One evening I caught part of a motivational talk given by Jimmy Johnson on the NFL Network. He was sharing a football philosophy he learned from another coach about how football rewards great conditioning. When we think of a great football player, with think of a tough guy with great strength, speed and natural ability, but it means nothing without conditioning. Regardless of your ability, fatigue will cause you to lose focus and make mistakes; you will lose the will to fight and you will lose the will to win. Nearing the end of a game, a player should be smiling. The player who is hunched over and sucking-wind in the 4th quarter becomes a coward. Even if your opponent is more talented, you can still win by exhausting your rival.
When I was younger I played some soccer. Now my eleven year old son plays on the local travel team. At the end of the last spring season we had a “kids vs. the parents” game just for fun. I do some jogging to try and keep fit, but it is nothing like the conditioning needed for the frequent, fast sprints required in soccer.
Although the Dads were bigger, stronger and in some cases more talented than the boys, by the end of the game fatigue made a coward out of me. I lost the will to play and I lost the will to win. I started to make mistakes. I began to hope the ball would not come my way in fear of being embarrassed by some speedy kid. I knew what to do, but I could not do it; my body could not react to my will because of fatigue. It was like Romans 7:19 was coming to life right there on the field, “For I do not do the good I want, but I do the evil I do not want”. The Dads did win in the end, but no thanks to me.

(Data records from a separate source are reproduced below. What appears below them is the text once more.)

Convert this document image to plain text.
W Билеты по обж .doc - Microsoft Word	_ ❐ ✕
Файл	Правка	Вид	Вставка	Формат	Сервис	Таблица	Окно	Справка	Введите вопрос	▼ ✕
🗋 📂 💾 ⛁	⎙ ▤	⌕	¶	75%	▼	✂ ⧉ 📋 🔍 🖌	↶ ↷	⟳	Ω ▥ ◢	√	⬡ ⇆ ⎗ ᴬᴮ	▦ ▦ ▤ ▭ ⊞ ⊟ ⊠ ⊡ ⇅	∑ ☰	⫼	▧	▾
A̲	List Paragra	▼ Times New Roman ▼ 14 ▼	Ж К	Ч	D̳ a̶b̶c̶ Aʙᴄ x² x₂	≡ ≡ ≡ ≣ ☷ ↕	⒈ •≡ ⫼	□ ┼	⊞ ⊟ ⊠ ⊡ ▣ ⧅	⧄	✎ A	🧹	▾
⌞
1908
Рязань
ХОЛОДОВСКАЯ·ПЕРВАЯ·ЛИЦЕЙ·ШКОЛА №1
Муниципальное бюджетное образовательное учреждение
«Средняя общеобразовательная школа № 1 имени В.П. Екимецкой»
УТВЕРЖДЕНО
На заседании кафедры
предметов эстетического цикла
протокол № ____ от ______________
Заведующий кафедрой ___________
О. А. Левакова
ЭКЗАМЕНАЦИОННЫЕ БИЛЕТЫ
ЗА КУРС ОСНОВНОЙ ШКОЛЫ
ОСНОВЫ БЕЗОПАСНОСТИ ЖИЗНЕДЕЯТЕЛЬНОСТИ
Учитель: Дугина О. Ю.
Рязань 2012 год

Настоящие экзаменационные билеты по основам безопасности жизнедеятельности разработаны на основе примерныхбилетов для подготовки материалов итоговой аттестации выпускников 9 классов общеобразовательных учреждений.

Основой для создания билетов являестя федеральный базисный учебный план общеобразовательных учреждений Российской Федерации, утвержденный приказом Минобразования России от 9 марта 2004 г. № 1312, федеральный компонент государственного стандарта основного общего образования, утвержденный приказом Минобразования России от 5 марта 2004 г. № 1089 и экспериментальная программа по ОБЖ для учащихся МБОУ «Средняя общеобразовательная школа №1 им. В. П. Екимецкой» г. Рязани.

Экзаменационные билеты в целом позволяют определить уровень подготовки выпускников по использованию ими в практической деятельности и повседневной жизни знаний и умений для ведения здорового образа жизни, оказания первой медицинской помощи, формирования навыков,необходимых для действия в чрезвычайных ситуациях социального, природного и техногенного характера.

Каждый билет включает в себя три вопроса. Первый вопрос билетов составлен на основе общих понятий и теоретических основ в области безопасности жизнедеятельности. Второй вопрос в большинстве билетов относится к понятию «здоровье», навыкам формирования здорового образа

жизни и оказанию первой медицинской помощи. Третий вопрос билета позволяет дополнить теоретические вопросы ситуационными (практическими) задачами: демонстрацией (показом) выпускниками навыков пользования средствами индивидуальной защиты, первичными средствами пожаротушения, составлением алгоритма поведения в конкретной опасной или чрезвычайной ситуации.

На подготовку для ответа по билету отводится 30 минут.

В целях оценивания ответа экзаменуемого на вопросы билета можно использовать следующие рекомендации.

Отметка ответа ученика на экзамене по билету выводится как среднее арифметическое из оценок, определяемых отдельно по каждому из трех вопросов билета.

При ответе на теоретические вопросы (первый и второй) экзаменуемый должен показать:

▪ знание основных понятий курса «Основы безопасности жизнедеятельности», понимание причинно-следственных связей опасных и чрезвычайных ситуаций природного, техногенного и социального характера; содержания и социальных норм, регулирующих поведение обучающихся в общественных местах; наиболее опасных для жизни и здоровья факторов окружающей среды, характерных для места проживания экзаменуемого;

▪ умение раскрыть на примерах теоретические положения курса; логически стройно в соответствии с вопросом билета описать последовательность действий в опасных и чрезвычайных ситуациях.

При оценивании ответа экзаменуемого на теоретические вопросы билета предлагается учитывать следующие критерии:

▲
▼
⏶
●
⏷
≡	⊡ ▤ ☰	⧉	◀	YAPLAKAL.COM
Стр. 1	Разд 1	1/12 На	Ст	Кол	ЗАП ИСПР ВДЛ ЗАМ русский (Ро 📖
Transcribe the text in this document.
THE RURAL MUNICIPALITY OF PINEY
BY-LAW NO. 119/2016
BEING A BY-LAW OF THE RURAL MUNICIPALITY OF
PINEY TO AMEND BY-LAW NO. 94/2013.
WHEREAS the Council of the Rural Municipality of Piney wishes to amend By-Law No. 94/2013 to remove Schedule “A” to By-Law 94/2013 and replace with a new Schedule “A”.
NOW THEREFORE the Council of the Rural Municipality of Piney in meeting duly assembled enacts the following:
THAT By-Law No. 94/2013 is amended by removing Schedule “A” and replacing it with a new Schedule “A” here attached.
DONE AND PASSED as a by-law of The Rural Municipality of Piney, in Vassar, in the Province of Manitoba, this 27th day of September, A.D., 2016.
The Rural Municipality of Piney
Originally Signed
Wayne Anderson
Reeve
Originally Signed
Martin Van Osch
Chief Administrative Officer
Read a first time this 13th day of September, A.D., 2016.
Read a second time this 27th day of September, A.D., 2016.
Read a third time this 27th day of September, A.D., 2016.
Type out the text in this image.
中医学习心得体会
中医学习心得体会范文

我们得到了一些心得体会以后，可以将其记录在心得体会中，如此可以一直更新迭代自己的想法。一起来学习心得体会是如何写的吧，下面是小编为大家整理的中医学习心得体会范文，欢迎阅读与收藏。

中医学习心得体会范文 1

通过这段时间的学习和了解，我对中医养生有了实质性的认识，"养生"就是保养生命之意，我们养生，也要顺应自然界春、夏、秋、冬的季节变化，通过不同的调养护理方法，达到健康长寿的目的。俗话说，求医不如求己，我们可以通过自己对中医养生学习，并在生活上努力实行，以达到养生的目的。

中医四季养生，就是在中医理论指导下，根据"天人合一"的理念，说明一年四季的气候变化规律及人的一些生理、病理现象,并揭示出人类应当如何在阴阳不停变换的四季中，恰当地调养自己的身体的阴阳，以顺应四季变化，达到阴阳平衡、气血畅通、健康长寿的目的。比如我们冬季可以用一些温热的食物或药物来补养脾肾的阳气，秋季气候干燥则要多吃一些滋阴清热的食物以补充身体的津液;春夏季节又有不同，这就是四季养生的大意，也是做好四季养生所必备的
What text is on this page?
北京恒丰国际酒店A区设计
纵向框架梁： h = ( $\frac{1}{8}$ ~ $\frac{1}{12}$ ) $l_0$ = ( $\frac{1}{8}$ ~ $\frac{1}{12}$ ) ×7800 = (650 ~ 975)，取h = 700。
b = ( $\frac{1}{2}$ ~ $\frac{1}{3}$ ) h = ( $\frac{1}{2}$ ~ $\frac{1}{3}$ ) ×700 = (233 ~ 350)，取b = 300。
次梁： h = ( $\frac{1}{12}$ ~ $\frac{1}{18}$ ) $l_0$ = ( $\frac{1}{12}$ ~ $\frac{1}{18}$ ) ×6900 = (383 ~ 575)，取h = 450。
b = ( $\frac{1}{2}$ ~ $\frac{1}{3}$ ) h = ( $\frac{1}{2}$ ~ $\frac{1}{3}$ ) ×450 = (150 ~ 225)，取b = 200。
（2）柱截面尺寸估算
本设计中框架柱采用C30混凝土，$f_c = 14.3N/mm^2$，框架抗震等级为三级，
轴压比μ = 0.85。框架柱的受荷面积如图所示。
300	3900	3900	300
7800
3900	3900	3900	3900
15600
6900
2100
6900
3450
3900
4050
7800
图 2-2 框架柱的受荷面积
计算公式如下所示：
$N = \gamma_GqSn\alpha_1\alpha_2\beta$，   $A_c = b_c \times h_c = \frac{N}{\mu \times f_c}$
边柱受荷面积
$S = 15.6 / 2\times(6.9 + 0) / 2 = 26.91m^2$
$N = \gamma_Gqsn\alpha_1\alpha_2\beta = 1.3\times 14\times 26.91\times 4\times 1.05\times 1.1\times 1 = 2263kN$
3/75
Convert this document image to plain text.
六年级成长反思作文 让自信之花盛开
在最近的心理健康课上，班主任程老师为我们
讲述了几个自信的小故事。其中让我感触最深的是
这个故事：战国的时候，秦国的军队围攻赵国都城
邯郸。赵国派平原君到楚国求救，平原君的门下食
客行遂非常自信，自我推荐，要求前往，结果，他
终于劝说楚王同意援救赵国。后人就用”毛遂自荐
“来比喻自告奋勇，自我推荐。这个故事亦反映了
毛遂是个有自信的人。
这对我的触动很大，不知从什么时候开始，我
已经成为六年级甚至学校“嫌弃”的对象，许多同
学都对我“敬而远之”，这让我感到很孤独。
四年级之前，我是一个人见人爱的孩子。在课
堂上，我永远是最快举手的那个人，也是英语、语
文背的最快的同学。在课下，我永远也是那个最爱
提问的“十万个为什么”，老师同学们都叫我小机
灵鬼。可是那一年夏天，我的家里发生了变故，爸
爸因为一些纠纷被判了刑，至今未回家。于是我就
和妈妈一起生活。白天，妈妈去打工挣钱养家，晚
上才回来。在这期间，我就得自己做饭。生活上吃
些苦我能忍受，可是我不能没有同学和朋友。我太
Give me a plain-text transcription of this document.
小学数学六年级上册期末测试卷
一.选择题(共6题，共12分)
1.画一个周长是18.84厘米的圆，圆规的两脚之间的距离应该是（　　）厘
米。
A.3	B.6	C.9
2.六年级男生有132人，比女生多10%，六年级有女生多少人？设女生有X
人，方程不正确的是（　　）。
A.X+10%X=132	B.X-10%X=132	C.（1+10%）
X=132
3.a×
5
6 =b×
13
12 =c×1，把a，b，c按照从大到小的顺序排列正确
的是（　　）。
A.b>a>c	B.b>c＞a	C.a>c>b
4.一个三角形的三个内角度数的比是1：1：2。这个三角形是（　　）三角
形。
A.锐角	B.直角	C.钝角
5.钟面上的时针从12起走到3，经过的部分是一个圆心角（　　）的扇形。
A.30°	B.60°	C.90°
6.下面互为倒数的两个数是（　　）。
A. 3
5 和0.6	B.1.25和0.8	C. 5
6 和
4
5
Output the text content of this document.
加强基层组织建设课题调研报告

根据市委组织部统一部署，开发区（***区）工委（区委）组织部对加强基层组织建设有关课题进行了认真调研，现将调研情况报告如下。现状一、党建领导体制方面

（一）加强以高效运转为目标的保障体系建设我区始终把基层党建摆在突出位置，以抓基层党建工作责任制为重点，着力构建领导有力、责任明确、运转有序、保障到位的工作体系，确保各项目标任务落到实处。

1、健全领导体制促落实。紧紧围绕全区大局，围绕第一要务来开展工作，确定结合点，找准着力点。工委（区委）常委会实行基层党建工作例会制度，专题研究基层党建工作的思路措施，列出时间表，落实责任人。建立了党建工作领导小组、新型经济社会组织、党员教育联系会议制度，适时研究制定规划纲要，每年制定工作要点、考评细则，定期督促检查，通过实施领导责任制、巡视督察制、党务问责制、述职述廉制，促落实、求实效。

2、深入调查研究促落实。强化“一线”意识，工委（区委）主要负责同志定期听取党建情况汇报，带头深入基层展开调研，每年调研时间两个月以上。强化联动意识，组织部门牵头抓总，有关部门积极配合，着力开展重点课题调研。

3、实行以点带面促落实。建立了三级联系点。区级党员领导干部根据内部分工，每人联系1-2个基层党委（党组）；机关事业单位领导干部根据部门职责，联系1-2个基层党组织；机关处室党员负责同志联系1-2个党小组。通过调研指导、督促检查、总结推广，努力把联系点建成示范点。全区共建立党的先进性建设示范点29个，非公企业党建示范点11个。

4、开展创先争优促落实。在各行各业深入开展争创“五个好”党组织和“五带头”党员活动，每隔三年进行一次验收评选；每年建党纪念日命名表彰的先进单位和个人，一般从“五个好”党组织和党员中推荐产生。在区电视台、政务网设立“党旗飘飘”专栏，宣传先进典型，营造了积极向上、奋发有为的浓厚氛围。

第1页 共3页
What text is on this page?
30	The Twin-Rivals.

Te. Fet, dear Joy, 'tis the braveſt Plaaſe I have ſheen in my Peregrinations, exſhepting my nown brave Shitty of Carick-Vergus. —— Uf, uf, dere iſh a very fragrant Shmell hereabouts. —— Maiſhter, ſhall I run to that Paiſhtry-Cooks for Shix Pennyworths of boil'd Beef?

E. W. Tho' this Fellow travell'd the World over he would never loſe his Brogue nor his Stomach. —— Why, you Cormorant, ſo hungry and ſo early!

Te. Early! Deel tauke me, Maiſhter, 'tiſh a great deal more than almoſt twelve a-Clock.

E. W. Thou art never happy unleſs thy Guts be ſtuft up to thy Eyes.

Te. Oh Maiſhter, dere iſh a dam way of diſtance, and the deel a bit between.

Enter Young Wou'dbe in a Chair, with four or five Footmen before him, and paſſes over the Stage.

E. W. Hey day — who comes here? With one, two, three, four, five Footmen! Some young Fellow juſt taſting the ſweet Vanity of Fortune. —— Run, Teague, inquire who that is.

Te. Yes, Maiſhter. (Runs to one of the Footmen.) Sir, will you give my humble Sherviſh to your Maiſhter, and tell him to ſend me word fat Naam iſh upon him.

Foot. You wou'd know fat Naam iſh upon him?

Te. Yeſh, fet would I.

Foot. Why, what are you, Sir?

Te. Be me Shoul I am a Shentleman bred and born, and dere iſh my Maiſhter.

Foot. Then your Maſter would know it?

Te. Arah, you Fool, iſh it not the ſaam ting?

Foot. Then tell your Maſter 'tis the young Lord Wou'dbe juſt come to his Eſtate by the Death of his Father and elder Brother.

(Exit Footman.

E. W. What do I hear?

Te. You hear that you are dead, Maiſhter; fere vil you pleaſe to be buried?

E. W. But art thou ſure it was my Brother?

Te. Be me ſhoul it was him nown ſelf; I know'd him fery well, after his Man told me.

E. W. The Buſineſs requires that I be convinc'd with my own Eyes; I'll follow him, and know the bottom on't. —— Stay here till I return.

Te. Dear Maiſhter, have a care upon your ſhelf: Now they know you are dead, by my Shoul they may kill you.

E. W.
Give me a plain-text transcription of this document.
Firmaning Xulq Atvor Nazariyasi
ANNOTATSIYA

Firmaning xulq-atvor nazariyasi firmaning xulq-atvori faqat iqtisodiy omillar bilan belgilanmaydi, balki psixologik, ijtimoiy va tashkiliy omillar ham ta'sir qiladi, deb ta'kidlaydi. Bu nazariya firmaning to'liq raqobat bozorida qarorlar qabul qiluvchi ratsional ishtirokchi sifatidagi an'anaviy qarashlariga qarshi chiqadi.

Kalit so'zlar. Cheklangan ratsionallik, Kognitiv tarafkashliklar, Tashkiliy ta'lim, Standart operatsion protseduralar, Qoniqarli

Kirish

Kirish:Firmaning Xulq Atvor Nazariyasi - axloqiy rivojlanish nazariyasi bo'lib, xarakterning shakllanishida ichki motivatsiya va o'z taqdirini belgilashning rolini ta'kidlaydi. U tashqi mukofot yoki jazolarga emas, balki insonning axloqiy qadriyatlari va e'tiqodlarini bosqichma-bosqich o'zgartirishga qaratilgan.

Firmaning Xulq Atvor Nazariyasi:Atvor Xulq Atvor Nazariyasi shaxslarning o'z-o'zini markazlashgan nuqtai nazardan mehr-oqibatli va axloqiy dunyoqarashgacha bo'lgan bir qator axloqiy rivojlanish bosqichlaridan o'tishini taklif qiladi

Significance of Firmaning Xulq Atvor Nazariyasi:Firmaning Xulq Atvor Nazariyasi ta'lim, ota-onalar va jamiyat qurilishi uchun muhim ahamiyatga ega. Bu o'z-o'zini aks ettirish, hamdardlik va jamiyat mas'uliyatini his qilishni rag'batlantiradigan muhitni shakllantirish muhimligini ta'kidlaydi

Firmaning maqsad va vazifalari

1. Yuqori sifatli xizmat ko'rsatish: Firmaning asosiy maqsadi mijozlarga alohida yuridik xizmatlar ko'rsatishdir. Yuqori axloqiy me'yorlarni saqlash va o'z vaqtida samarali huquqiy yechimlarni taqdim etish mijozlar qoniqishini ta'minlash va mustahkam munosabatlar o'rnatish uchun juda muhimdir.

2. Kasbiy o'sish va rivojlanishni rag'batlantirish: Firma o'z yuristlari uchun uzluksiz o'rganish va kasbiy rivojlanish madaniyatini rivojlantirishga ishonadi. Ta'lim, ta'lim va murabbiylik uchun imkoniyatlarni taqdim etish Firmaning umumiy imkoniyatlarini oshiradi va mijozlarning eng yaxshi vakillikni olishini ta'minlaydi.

After seeing coach Johnson’s talk the night before, I happened across a reflection from St. John of the Cross the very next morning which spoke of fatigue. We may be familiar with the analogies that compare spiritual conditioning to physical conditioning. An athlete prepares for an event through training and practice; it’s a lot of hard work and discipline. It may even be described as suffering and sacrifice. The same is true in the spiritual life if we want to defeat our adversary. But St. John touches on something a little different; something that is dangerous even for those who are spiritually well disciplined. It’s what happens when we are fatigued by divided desires.
“Weakness and tepidity are another kind of harm the appetites produce in a man. For the appetites sap the strength needed for perseverance in the practice of a virtue…. A man whose will is divided among trifles is like water which, because of some leakage, will not rise higher and consequently becomes useless.”
|St. John of the Cross|
If we pour out too much of our time, talent and treasure like a libation to the gods of power, possessions and pleasure, we leave ourselves open to spiritual attack, even if we have routine spiritual practices. Too much work, too many hobbies/activities, too much on the social calendar; the devil loves worldly busyness and helps to keep us pulled in many directions in order to exhaust us. This can happen even with ministry work and other “good deeds”. Once fatigued, his temptations have greater effect. He knows we will lose focus in our spiritual life and make mistakes, we will lose the will to fight and we will lose the will to win. If not careful, we too will become useless, living life as described in Romans 7:19 because fatigue makes cowards of us all.